Margem
Com um percurso já bem reconhecido no mundo da dança e do teatro, o coreógrafo vimaranense Victor Hugo Pontes tem levado a cena uma peça que questiona o estado dos menores em risco do século XXI. Partindo do romance do escritor brasileiro Jorge Amado, escrito em 1937, Margem é o nome do espetáculo que subiu já ao palco do Theatro Circo e continua em destaque pelo país.
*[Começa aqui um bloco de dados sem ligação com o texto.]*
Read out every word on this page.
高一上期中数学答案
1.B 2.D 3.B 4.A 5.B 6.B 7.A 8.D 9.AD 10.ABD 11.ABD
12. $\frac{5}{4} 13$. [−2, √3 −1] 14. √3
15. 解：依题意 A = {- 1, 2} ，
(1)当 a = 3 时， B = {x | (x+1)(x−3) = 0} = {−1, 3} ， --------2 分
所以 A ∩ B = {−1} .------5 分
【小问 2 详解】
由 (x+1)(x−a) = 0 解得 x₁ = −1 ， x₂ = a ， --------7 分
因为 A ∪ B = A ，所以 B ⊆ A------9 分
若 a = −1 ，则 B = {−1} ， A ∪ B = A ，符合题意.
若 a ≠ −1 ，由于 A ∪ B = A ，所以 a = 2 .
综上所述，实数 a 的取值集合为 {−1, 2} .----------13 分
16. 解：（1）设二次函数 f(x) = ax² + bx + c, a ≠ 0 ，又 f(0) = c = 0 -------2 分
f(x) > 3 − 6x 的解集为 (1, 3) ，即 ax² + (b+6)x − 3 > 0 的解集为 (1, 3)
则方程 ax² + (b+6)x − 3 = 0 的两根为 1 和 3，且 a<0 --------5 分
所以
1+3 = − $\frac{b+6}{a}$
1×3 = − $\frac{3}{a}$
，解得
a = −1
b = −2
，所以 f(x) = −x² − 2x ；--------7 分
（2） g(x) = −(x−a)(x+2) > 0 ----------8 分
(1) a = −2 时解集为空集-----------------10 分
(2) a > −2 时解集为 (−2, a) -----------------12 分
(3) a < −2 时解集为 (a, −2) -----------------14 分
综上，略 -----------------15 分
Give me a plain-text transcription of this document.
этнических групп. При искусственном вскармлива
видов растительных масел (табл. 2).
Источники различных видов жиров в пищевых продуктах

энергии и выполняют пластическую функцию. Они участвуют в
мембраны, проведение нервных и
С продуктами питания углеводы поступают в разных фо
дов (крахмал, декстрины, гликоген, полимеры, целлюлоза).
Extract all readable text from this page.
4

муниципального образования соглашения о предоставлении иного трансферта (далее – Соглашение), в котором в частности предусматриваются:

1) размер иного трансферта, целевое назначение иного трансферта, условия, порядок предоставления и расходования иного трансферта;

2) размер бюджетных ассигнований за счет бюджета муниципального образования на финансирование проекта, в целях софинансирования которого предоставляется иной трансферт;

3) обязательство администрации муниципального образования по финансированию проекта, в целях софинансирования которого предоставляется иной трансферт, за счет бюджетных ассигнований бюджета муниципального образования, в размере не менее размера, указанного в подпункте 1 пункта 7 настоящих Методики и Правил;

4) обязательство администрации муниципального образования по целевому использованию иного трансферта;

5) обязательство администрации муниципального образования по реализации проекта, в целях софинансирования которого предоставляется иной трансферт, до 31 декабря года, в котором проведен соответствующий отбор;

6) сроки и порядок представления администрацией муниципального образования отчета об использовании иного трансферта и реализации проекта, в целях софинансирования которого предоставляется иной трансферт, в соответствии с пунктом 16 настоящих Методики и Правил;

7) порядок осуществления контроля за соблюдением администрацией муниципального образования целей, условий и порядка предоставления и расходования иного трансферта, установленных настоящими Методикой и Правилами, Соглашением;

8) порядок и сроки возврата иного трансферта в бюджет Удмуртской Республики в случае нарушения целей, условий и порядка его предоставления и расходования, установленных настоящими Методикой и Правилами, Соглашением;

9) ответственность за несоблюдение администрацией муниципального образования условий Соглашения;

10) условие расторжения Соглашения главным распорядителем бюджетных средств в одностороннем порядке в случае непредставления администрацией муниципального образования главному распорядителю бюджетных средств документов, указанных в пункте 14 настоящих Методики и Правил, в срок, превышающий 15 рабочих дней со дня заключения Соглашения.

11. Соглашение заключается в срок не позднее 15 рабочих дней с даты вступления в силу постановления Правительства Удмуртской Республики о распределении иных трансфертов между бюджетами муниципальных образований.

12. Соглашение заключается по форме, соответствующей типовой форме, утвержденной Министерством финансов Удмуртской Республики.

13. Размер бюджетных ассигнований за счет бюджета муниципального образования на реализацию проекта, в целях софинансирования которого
Tudo começou com um pedido de Madalena Wallenstein, coordenadora da Fábrica das Artes do Centro Cultural de Belém: adaptar o famoso romance de Jorge Amado 80 anos depois do seu lançamento. A história de Capitães da Areia trazia um bando de miúdos de rua, crianças e adolescentes, abandonados em São Salvador da Baía. Roubando para comer, dormindo numa espécie de armazém com uma família improvisada, protegendo-se uns aos outros e esperando sobreviver a cada dia que passa, estes Capitães da Areia eram olhados de canto, como lixo da cidade. O ponto de partida de Victor Hugo Pontes foi inspirar-se no romance de modo inquisitório, interrogando-se sobre quem seriam, hoje, esses miúdos à margem. “Oitenta anos depois da publicação do livro, interessa-me sobretudo questionar quem são os novos Capitães da Areia, inspirando-me na realidade social destas crianças, e consciente de que nem sempre há finais felizes”, justifica o coreógrafo. “Quem são estas pessoas que são colocadas à margem, e quando é que essa marginalização começa? Na casa de partida da vida, temos todos as mesmas hipóteses ou alguns partem para a luta já em défice? Há formas de quebrar isso? Quais? Será realmente admirável o mundo novo que conseguimos construir com todos os nossos ideais de igualdade para todos?”, acrescenta.
Com dez miúdos em palco, entre os 14 e os 20 anos, e ainda dois intérpretes profissionais – o ator João Nunes Monteiro e o bailarino André Cabral -, Victor Hugo Pontes lança a questão dos menores em risco atualmente, incluindo, numa ideia de teatro documental que envolveu a escrita de Joana Craveiro, várias temáticas pertinentes: o sexo, o racismo, a revolução e a morte. Num projeto de pesquisa que envolveu relatos de crianças e jovens de duas instituições, a Casa Pia, em Lisboa, e o Instituto Profissional do Terço, no Porto, esta Margem traz a palco a dança e as palavras, muito duras e diretas. “Percebi que eram estas crianças que estariam a viver na rua se não houvesse estas instituições que tomassem conta delas, que as acolhessem e que as encaminhassem na vida futura. Se as instituições não existissem, eles seriam os Capitães da Areia a viver nas ruas em Portugal”, dizia Victor Hugo Pontes por altura da estreia da peça, em janeiro deste ano.
Levantando temáticas como a falta de amor e carinho, esta Margem deixa ainda várias questões no ar, fazendo a plateia pensar na vida destas crianças que não praticaram crime algum – apenas nasceram no lugar errado da margem.
Destaque: “Quem são estas pessoas que são colocadas à margem, e quando é que essa marginalização começa? Na casa de partida da vida, temos todos as mesmas hipóteses ou alguns partem para a luta já em défice? Há formas de quebrar isso?”